Personal information
- Date of birth: 3 July 1990 (age 35)
- Place of birth: Bamberg, Germany
- Height: 6 ft 1 in (1.85 m)
- Position: Forward

Youth career
- 1995–1997: FC Eintracht Bamberg
- 2004–2008: Fusion FC

Senior career*
- Years: Team / Apps / (Gls)
- 2008–2009: SG Kaarst / 7 / (2)
- 2008–2009: → Fortuna Düsseldorf / 0 / (0)
- 2009–2010: Rheydter SV [de] / 18 / (2)
- 2012–2013: Chivas USA / 0 / (0)
- 2014–2016: FC Hasental / 19 / (13)
- 2015–2016: → LA Galaxy II / 1 / (1)

= Cameron Artigliere =

German soccer player

Cameron Artigliere (born July 3, 1990) is a German soccer player.

==Biography==

===Early life===
Born in Bamberg, Germany, Artigliere is a Southern California native.

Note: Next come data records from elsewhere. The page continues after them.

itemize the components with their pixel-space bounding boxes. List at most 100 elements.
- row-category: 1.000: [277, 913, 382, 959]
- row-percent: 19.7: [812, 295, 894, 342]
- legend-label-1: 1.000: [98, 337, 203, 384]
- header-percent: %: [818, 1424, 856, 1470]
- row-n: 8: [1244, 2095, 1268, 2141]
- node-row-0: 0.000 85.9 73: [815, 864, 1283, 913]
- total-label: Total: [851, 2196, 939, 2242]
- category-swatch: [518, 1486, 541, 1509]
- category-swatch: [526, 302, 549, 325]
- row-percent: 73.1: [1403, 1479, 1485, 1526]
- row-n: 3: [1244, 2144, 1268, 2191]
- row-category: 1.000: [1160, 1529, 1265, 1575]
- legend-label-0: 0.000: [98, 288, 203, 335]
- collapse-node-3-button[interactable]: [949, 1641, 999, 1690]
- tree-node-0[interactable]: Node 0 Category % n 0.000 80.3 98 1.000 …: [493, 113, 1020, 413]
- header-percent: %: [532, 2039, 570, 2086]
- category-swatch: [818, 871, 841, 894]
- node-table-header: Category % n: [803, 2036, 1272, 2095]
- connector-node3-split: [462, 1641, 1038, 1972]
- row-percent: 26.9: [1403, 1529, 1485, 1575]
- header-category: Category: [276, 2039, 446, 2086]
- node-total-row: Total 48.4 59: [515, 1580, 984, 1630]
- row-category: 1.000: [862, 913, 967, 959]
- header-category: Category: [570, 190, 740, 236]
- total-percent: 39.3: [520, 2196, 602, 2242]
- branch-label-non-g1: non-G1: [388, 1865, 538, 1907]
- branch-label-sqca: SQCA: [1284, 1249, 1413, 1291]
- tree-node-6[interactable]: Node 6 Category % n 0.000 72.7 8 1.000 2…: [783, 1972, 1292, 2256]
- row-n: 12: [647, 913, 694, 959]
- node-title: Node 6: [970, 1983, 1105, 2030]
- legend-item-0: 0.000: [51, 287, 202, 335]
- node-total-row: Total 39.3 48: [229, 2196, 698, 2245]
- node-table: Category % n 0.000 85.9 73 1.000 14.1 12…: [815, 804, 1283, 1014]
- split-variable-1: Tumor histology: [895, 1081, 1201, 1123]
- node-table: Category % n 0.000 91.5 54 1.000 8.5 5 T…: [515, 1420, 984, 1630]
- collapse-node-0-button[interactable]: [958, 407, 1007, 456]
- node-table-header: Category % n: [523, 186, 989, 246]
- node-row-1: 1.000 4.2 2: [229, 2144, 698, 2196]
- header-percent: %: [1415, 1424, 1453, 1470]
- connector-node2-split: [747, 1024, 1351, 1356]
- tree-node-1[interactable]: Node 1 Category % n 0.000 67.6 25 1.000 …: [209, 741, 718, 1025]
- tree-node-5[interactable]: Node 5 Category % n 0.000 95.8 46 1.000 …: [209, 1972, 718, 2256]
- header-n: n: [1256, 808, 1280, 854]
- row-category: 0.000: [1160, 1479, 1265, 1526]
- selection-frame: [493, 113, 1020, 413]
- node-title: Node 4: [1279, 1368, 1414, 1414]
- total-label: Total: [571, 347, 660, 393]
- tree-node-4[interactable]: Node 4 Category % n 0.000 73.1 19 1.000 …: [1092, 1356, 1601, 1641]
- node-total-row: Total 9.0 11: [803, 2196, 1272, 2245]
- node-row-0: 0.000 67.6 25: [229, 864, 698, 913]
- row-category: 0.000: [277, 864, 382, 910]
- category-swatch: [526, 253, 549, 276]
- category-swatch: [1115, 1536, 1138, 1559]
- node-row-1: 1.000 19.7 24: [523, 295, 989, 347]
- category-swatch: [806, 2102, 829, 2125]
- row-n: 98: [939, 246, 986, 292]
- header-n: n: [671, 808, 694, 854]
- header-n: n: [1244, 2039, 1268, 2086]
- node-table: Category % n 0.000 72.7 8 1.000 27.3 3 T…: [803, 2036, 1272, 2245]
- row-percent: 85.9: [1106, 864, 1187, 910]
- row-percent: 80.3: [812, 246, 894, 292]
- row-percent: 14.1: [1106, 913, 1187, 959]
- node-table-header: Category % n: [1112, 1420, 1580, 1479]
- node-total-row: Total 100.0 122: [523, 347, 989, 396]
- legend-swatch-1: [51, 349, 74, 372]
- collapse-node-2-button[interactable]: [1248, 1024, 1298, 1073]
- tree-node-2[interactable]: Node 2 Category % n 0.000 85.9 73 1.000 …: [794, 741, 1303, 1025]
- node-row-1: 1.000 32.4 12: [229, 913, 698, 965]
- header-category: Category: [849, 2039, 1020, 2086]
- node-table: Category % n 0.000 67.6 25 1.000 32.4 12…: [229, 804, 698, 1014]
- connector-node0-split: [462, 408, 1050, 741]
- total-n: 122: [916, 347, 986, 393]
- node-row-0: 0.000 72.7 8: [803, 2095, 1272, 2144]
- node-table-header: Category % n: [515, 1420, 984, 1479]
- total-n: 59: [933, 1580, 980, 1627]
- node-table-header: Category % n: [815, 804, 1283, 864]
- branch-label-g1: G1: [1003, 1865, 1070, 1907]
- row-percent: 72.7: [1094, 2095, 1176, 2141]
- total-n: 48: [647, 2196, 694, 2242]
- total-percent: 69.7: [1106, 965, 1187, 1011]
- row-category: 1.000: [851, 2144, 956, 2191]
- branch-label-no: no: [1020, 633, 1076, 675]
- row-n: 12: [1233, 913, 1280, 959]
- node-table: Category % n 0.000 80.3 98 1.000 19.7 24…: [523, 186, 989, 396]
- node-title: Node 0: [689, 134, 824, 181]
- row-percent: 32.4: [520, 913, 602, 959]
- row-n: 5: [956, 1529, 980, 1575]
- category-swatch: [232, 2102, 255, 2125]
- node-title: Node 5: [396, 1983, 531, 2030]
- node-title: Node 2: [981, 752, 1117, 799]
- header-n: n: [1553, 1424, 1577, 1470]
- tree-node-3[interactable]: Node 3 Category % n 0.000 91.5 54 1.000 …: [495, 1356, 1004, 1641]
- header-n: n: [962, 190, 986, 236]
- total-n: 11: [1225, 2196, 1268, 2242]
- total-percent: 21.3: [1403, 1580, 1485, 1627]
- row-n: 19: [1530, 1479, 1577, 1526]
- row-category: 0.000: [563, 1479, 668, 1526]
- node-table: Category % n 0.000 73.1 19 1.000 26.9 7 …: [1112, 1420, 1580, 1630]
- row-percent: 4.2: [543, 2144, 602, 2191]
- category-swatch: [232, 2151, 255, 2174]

San Fernando Valley-bred midfielder Cameron Artigliere (Winnetka/El Camino Real HS) played in Dallas Cup, the top youth international football tournament for invited youth teams. In late 2008, he spent time playing in the lower leagues of Germany for SG Kaarst.

===Career===
Artigliere, who most recently played with German side Rheydter SV Rheydter Spielverein. in 2008, he was invited to trial by 2. Bundesliga side Fortuna Düsseldorf. Artigliere recently returned to the U.S. after playing with Rheydter SV, based in Mönchengladbach, Germany. Artigliere made a move to Major League Soccer side Chivas USA in 2012. Making his debut for Chivas USA, Cameron Artigliere, came on for Ben Zemanski in the 69th minute in a 7–1 win over UC Riverside. After being released from the club 2012 Chivas USA, Artigliere signed with LA Galaxy feeder club FC Hasental. Artigliere was called on trial to train and play friendly games with the LA Galaxy reserve team. During his last game for FC Hasental, Cameron Artigliere would strike yet again. Artigliere fired a rocket on a free kick from 30 yards out to give FC Hasental a 2–0 lead over the Albion SC Pros in the 39th minute.